O início do ano letivo gera uma expectativa enorme nos pais e, principalmente, nas crianças, com o começo de um novo ciclo de aprendizagem. No entanto, para crianças diagnosticadas com Transtornos do Espectro Autismo (TEA) essa realidade é bem diferente. Os autistas retornam às aulas com mais resistência à rotina que estava estabelecida e pais e professores precisam estar atentos a como tornar o convívio escolar adequado e saudável para que as crianças e adolescentes continuem se desenvolvendo.

“A família tem que estar muito envolvida nesse processo de retorno às aulas. Antes das férias é necessário que os pais recebam uma orientação de estimulação que possa ser feita em casa, porque esse recesso também é importante para eles”, explica a fonoaudióloga e coordenadora geral da Clínica Somar, Alessandra Sales da Silva.

Localizada em Boa Viagem, Zona Sul do Recife, a Somar desenvolve um trabalho voltado para o TEA com espaço dedicado à promoção do processo de aprendizagem. “Nosso trabalho não substitui o papel da escola regular. É apenas um complemento nesse trabalho de socialização”, explica Alessandra.

O indivíduo com TEA pode apresentar importante déficit na linguagem receptiva (comportamento de ouvinte), responsável pela capacidade de compreender a palavra falada, o que pode causar problemas na aprendizagem. Estudos mostram que essas crianças apresentam memória visual preservada, que tem sido utilizada entre as estratégias visuais para melhorar o aprendizado.

“Tudo para eles é muito visual. O retorno ao ambiente escolar se torna mais fácil porque eles conseguem ter uma associação melhor desse espaço. No primeiro dia é normal estarem mais chorosos, mas tudo depende também do nível da criança - se ela tem um TEA leve, moderado ou grave”, afirma a fonoaudióloga.

Diagnosticado com TEA, Ma-­­theus Gonçalves, 6 anos, frequenta uma escola regular e está no segundo ano do ensino fundamental. Sua mãe, a professora universitária Anna Karina Gonçalves, 47, afirma que a rotina de volta às aulas tem sido encarada com mais facilidade.
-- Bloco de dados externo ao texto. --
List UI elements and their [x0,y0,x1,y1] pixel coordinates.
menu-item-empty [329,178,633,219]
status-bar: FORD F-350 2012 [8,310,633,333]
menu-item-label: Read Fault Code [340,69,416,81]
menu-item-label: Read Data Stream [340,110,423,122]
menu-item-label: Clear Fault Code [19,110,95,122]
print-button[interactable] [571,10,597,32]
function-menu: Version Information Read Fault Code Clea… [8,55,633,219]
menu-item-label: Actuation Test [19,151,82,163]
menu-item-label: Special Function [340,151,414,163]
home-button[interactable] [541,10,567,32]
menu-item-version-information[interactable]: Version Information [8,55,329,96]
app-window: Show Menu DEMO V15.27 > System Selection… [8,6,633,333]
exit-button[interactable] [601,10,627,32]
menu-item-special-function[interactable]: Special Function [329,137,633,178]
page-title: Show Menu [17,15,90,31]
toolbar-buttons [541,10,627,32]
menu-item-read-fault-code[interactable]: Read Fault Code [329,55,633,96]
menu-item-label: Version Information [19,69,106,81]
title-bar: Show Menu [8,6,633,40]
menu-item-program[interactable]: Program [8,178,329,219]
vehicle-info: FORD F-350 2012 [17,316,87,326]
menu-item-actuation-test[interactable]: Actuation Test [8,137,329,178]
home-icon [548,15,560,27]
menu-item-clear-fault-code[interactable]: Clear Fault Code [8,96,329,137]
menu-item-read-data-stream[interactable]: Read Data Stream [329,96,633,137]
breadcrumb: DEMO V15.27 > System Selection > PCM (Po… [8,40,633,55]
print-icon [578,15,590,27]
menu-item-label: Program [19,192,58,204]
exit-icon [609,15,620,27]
“Percebemos que havia algo diferente quando ele tinha quase 2 anos. Na escola, ele não acompanhava o desenvolvimento das outras crianças, dormia a aula inteira e acabou não passando de ano. Foi quando fomos procurar ajuda médica e descobrimos que ele tem autismo”, relatou. “Agora, junto ao apoio da Somar, tem evoluído muito. Apesar do nível de aprendizagem ser mais lento, tem demonstrado uma evolução muito boa na linguagem e na compreensão dos comandos”, relata Anna.

Para Helena Andrade, psicóloga da Somar, é preciso ficar atento ao ritmo do aluno que volta às aulas. “Se for notado que ele está estranhando muito, as atividades mais complexas podem ser retomadas em outro momento”, exemplifica.